Wie Migräne ist Tinnitus in den meisten Fällen ein (harmloses) Leiden mit einer enormen psychologischen Wechselwirkung. Wie jenes ist auch Tinnitus im Zentrum (funktionell) verankert und wird oft peripher (organisch) ausgelöst. Wie jenes stehen die Belästigungen in scheinbar paradoxer Beziehung zum Allgemeinzustand (Tinnitus kommt, wenn man sich entspannt).

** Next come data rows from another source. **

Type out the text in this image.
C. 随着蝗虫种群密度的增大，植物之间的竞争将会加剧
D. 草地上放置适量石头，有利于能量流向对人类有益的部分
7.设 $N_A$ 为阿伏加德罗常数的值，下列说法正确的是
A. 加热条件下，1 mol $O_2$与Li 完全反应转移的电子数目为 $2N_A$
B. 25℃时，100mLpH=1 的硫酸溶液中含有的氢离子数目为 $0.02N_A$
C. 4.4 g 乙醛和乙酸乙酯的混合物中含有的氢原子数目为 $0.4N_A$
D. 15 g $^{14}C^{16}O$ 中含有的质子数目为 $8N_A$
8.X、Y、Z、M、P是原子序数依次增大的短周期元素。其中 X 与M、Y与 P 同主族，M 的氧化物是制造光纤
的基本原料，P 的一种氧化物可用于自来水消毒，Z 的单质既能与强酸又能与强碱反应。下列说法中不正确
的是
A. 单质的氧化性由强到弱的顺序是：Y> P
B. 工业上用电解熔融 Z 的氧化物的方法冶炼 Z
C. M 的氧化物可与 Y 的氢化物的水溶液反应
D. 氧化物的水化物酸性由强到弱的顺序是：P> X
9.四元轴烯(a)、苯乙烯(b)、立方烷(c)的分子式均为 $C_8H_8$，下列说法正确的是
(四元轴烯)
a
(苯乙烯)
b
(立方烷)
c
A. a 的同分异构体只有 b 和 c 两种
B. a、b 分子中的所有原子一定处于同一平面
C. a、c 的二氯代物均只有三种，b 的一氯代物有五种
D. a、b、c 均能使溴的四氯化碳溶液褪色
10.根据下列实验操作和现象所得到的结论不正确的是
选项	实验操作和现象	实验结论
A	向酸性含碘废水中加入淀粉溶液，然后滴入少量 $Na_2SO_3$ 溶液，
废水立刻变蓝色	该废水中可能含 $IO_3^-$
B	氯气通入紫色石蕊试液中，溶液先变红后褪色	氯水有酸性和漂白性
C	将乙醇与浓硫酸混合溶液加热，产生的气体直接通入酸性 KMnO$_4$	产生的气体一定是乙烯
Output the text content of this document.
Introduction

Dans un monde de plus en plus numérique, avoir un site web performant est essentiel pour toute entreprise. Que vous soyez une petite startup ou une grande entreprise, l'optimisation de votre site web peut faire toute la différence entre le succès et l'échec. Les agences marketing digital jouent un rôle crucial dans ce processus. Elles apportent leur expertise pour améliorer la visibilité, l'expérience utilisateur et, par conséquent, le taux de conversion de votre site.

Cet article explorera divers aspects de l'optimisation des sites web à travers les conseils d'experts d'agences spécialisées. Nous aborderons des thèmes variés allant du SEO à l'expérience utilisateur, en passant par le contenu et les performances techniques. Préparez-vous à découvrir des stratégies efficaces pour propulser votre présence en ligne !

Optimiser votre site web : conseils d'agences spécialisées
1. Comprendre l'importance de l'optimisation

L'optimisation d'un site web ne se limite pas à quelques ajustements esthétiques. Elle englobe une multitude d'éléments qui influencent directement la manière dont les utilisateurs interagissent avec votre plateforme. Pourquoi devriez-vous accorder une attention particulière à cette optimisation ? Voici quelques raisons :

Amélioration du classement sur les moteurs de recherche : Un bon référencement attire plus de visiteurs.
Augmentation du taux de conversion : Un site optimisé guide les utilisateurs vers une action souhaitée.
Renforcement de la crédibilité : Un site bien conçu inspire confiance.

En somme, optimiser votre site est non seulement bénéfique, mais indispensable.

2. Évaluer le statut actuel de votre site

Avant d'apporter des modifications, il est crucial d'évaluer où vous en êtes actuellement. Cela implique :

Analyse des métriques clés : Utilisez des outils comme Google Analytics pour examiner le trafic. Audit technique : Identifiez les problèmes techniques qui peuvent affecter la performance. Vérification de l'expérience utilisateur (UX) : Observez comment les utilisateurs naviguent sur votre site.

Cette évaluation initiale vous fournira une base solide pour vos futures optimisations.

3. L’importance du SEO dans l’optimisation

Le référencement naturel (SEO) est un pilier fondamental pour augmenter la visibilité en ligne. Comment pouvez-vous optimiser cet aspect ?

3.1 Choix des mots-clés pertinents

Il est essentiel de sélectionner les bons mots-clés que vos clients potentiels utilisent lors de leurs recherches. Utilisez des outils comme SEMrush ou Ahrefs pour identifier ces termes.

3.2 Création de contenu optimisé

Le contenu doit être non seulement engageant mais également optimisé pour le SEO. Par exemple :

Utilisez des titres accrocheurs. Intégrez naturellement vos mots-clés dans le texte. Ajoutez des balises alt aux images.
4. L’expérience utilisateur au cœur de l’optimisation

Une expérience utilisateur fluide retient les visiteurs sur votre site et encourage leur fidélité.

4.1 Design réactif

Oft ist bei den Tinnitusfrequenzen auch eine Hörschwäche messbar. Um dies zu verstehen, stellen Sie sich vor, was passiert, wenn altersbedingt die Hörbarkeit der hohen Töne abnimmt. Diesem ganz gewöhnlichen Alterungsvorgang versucht das Hirn entgegenzuwirken, indem es den inneren Verstärker so umprogrammiert, dass die betroffenen Töne gleich laut wahrgenommen werden. Durch die höhere Verstärkung wird aber auch das cochleare Körpergeräusch bei diesen Tonlagen vernehmbar, ganz ähnlich, wie wenn man die hohen Lagen eines Verstärkers so weit aufdreht, bis sein Grundrauschen ertönt. Gleichzeitig wird die Dynamik verkleinert, denn der Verstärker ist bei höherer Verstärkung schneller am Anschlag, wo das Signal nicht mehr lauter werden kann, sondern verzerrt. Ein störendes Grundrauschen bei gleichzeitig geringerer Dynamik in den höheren Lagen - dies ist Alterstinnitus. Schwer verständlich ist dies eigentlich nicht.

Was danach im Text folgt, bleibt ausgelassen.